The team is short on big names and big-time experience, with seven of their squad making their debuts in a world event.
“There’s not much expectation,” admits captain Temba Bavuma, himself a World Cup debutant.
However, he quickly adds that he is talking about external perceptions rather than in the team room where, he says “we have a certain level of expectation”.
Bavuma says there is a quiet confidence in a team notably missing T20 stars such as AB de Villiers, who confirmed his retirement from international cricket earlier in the year, and former captain Faf du Plessis, who was available but not selected.
“We have had some positive results which are good for our confidence,” said Bavuma. “We have done our work as a collective.”
Those good results include a current streak of a South African record-equalling seven successive T20 international wins, encompassing series victories against T20 World Cup champions West Indies, Ireland and Sri Lanka – all achieved away from home.
Unusually, South Africa’s success has been built on accurate spin bowling, a major departure for a country long known for its battery of fast bowlers, but likely to be a positive on the slow pitches expected in the United Arab Emirates.
South Africa started each match in Sri Lanka in September with three slow left-arm bowlers — Tabraiz Shamsi, Bjorn Fortuin and Keshav Maharaj — and also made use of the right-arm off-spin of top-order batsman Aiden Markram.
The slow men collectively claimed 16 of the 22 Sri Lankan wickets that fell to bowlers.
South Africa’s batting, though, shapes up as a problem with the form of Quinton de Kock seemingly key to the side’s fortunes.
De Kock’s form dipped during an unsuccessful stint as captain in all three international formats, leading him to take a “mental health break” after a disappointing tour of Pakistan in January and February.
But the left-handed opener has been back to his best since coming back without the burden of captaincy.
His total of 455 runs over the past three series is 196 more than the next highest-scorer, fellow opener Reeza Hendricks.
Seven of South Africa’s nine wins in the past three series have come after batting first and posting relatively modest totals, ranging from 159 to 189, with the latter total coming against lowly-ranked Ireland.

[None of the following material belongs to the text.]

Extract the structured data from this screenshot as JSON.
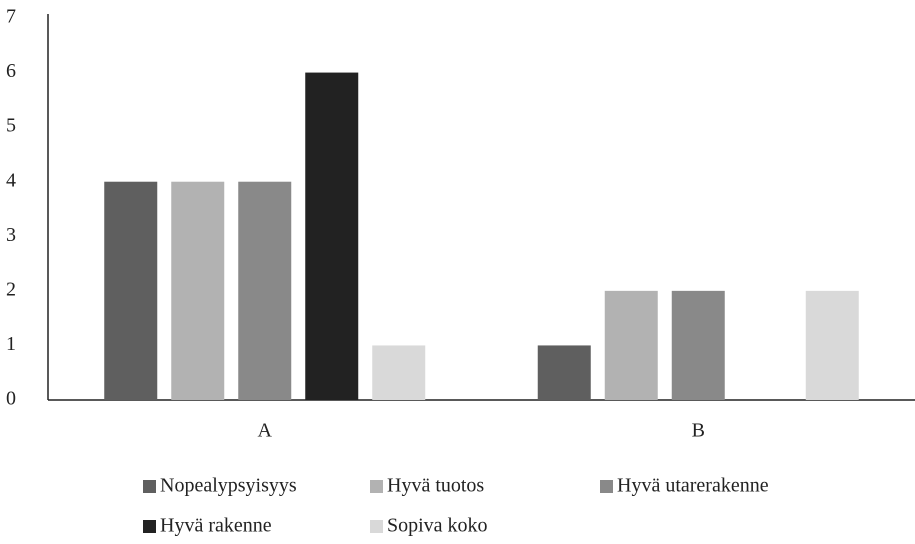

Bavuma will be hoping to break a long-running history of failure at ICC events since the country won the ICC Knock-Out Trophy, forerunner of the Champions Trophy, in 1998.
Since then they have played in 19 tournaments, reaching the semi-finals nine times without going on to a final.
South Africa’s solitary recent success was at Under-19 level when Markram led a side which included fast bowler Kagiso Rabada to victory in the 2014 junior event, also in the United Arab Emirates.
“At the time there wasn’t a lot of media exposure. There was a lot less pressure on the players,” said Markram, who believes the current side are mentally equipped to deal with pressure.
“We’re not bringing too much baggage into this World Cup. Everyone here is pretty free-spirited.”
Low public expectations could work in the favour of Bavuma’s team – but the pressure will be ramped up if South Africa reach the knock-out stage.